1. Dalam masa 5 (lima) bulan hingga Mei 2015, terjadi surplus pada neraca perdagangan dan suatu hasil yang positif. Memang terjadi penurunan pada nilai ekspor, juga nilai impor yang lebih banyak turun. Pembelajarannya adalah terjadi koreksi pada perilaku masyarakat untuk memperhatikan produksi dalam negeri sebagai pengganti barang impor, juga pengutamaan dalam memilih produk lokal; yang selanjutnya akan meningkatkan kemampuan dan produksi. Sedikit catatan, penurunan impor migas berkontribusi juga pada penurunan nilai. Tantangannya pada peningkatan nilai ekspor.

2. Simpanan (deposit) bertambah tetapi peningkatan kredit investasi kecil.
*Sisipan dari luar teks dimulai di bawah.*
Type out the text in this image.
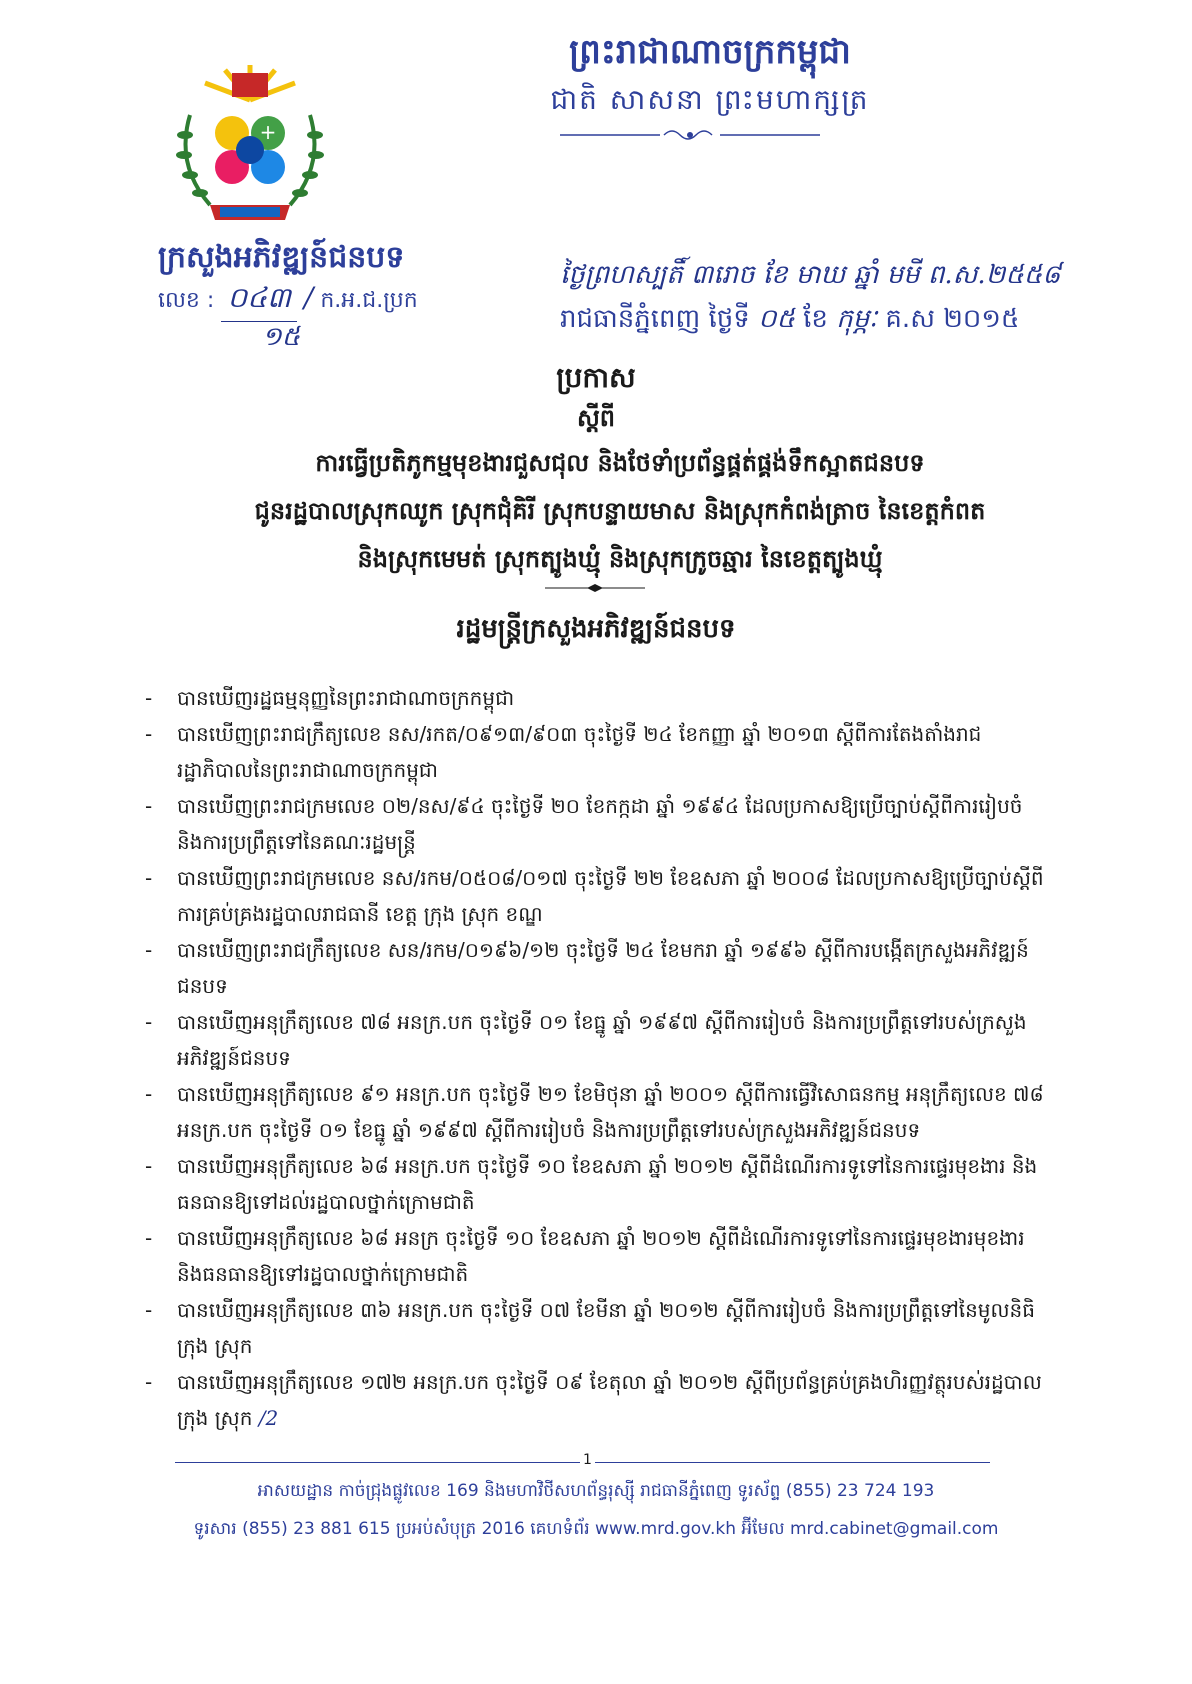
ព្រះរាជាណាចក្រកម្ពុជា
ជាតិ សាសនា ព្រះមហាក្សត្រ
+
ក្រសួងអភិវឌ្ឍន៍ជនបទ
លេខ : ០៤៣ / ក.អ.ជ.ប្រក
១៥
ថ្ងៃព្រហស្បតិ៍ ៣រោច ខែ មាឃ ឆ្នាំ មមី ព.ស.២៥៥៨
រាជធានីភ្នំពេញ ថ្ងៃទី ០៥ ខែ កុម្ភៈ គ.ស ២០១៥
ប្រកាស
ស្តីពី
ការធ្វើប្រតិភូកម្មមុខងារជួសជុល និងថែទាំប្រព័ន្ធផ្គត់ផ្គង់ទឹកស្អាតជនបទ
ជូនរដ្ឋបាលស្រុកឈូក ស្រុកជុំគិរី ស្រុកបន្ទាយមាស និងស្រុកកំពង់ត្រាច នៃខេត្តកំពត
និងស្រុកមេមត់ ស្រុកត្បូងឃ្មុំ និងស្រុកក្រូចឆ្មារ នៃខេត្តត្បូងឃ្មុំ
រដ្ឋមន្ត្រីក្រសួងអភិវឌ្ឍន៍ជនបទ
- បានឃើញរដ្ឋធម្មនុញ្ញនៃព្រះរាជាណាចក្រកម្ពុជា
- បានឃើញព្រះរាជក្រឹត្យលេខ នស/រកត/០៩១៣/៩០៣ ចុះថ្ងៃទី ២៤ ខែកញ្ញា ឆ្នាំ ២០១៣ ស្តីពីការតែងតាំងរាជរដ្ឋាភិបាលនៃព្រះរាជាណាចក្រកម្ពុជា
- បានឃើញព្រះរាជក្រមលេខ ០២/នស/៩៤ ចុះថ្ងៃទី ២០ ខែកក្កដា ឆ្នាំ ១៩៩៤ ដែលប្រកាសឱ្យប្រើច្បាប់ស្តីពីការរៀបចំ និងការប្រព្រឹត្តទៅនៃគណៈរដ្ឋមន្ត្រី
- បានឃើញព្រះរាជក្រមលេខ នស/រកម/០៥០៨/០១៧ ចុះថ្ងៃទី ២២ ខែឧសភា ឆ្នាំ ២០០៨ ដែលប្រកាសឱ្យប្រើច្បាប់ស្តីពីការគ្រប់គ្រងរដ្ឋបាលរាជធានី ខេត្ត ក្រុង ស្រុក ខណ្ឌ
- បានឃើញព្រះរាជក្រឹត្យលេខ សន/រកម/០១៩៦/១២ ចុះថ្ងៃទី ២៤ ខែមករា ឆ្នាំ ១៩៩៦ ស្តីពីការបង្កើតក្រសួងអភិវឌ្ឍន៍ជនបទ
- បានឃើញអនុក្រឹត្យលេខ ៧៨ អនក្រ.បក ចុះថ្ងៃទី ០១ ខែធ្នូ ឆ្នាំ ១៩៩៧ ស្តីពីការរៀបចំ និងការប្រព្រឹត្តទៅរបស់ក្រសួងអភិវឌ្ឍន៍ជនបទ
- បានឃើញអនុក្រឹត្យលេខ ៩១ អនក្រ.បក ចុះថ្ងៃទី ២១ ខែមិថុនា ឆ្នាំ ២០០១ ស្តីពីការធ្វើវិសោធនកម្ម អនុក្រឹត្យលេខ ៧៨ អនក្រ.បក ចុះថ្ងៃទី ០១ ខែធ្នូ ឆ្នាំ ១៩៩៧ ស្តីពីការរៀបចំ និងការប្រព្រឹត្តទៅរបស់ក្រសួងអភិវឌ្ឍន៍ជនបទ
- បានឃើញអនុក្រឹត្យលេខ ៦៨ អនក្រ.បក ចុះថ្ងៃទី ១០ ខែឧសភា ឆ្នាំ ២០១២ ស្តីពីដំណើរការទូទៅនៃការផ្ទេរមុខងារ និងធនធានឱ្យទៅដល់រដ្ឋបាលថ្នាក់ក្រោមជាតិ
- បានឃើញអនុក្រឹត្យលេខ ៦៨ អនក្រ ចុះថ្ងៃទី ១០ ខែឧសភា ឆ្នាំ ២០១២ ស្តីពីដំណើរការទូទៅនៃការផ្ទេរមុខងារមុខងារ និងធនធានឱ្យទៅរដ្ឋបាលថ្នាក់ក្រោមជាតិ
- បានឃើញអនុក្រឹត្យលេខ ៣៦ អនក្រ.បក ចុះថ្ងៃទី ០៧ ខែមីនា ឆ្នាំ ២០១២ ស្តីពីការរៀបចំ និងការប្រព្រឹត្តទៅនៃមូលនិធិក្រុង ស្រុក
- បានឃើញអនុក្រឹត្យលេខ ១៧២ អនក្រ.បក ចុះថ្ងៃទី ០៩ ខែតុលា ឆ្នាំ ២០១២ ស្តីពីប្រព័ន្ធគ្រប់គ្រងហិរញ្ញវត្ថុរបស់រដ្ឋបាល ក្រុង ស្រុក /2
1
អាសយដ្ឋាន កាច់ជ្រុងផ្លូវលេខ 169 និងមហាវិថីសហព័ន្ធរុស្ស៊ី រាជធានីភ្នំពេញ ទូរស័ព្ទ (855) 23 724 193
ទូរសារ (855) 23 881 615 ប្រអប់សំបុត្រ 2016 គេហទំព័រ www.mrd.gov.kh អ៊ីមែល mrd.cabinet@gmail.com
Selayaknya kredit investasi, khususnya pada sektor produksi, perlu meningkat banyak agar dapat menaikkan output (Lihat artikel : Terobosan Suku Bunga Sebagai Antisipasi Krisis). Khusus pada peningkatan simpanan, seperti penjelasan pada Kontradiksi Penghematan (Paradox of Thrift), kondisi ini tidak perlu terjadi dalam keadaan resesi atau penurunan pertumbuhan perekonomian. Seharusnya, terjadi penurunan jumlah simpanan karena digunakan untuk belanja.

Kondisi lain dapat dilihat pada penjelasan berikut.
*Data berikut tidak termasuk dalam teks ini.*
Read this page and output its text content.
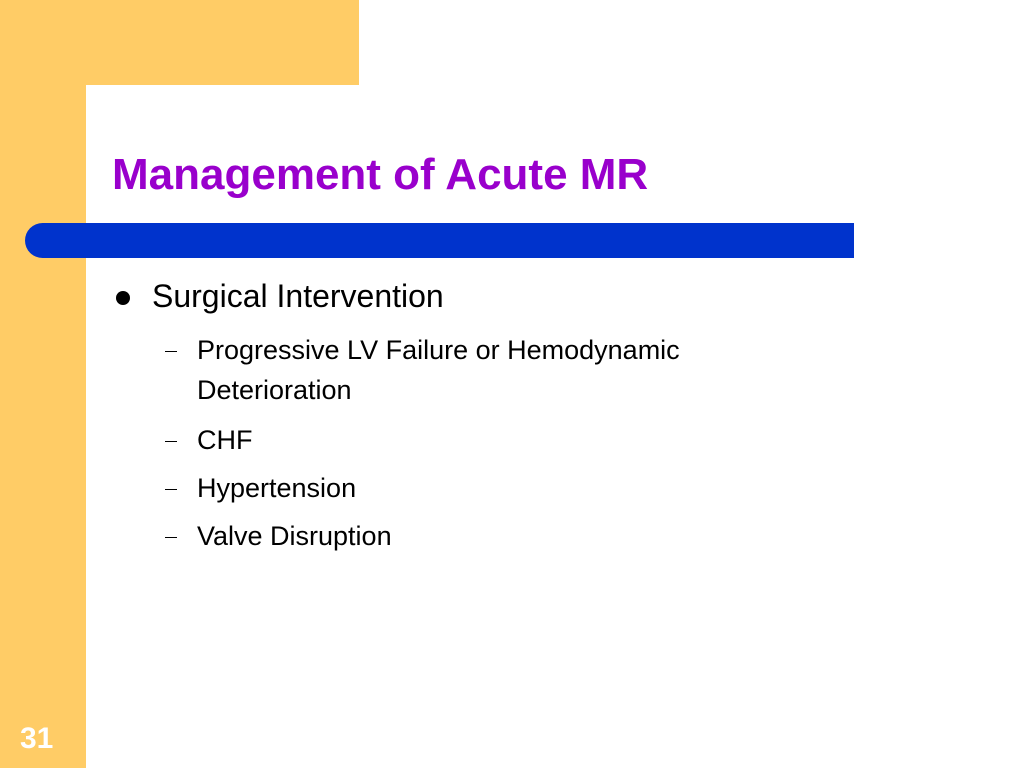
Management of Acute MR
Surgical Intervention
Progressive LV Failure or Hemodynamic Deterioration
CHF
Hypertension
Valve Disruption
31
1. Defisit Anggaran. Dari penjelasan Menteri Keuangan, defisit anggaran akan diatasi melalui utang secara bilateral dan multilateral (misalnya pinjaman Bank Dunia, Bank Pembangunan Asia) dan penerbitan Surat Utang. Perlu dipahami, dalam kondisi resesi, peran pemerintah tampil sebagai penggerak (stimulus) perekonomian sangat diperlukan. Dari kajian, penurunan utang pemerintah sesungguhnya berdampak negatif terhadap pertumbuhan. (Lihat artikel : Sirkuit Kemelut Perekonomian dan Solusi Krisis dalam Fenomena Overdosis Utang). Dalam hal ini kebijakan Menteri Keuangan untuk tetap berupaya mencapai sasaran pembangunan, utamanya infrastruktur, layak mendapatkan JEMPOL !

2. Inflasi. Angka inflasi secara tahunan menunjukkan trend penurunan dan dalam menghadapi hari raya pemerintah berupaya untuk mengendalikannya. Gejolak yang muncul hanya sesaat dan lebih disebabkan pada persepsi atas informasi yang tidak valid. Sebagai catatan, terlalu terpaku mengejar target inflasi (5% +/- 1%) bukan strategi yang baik dalam menghadapi resesi karena akan menjadi kendala pada penentuan kebijakan suku bunga.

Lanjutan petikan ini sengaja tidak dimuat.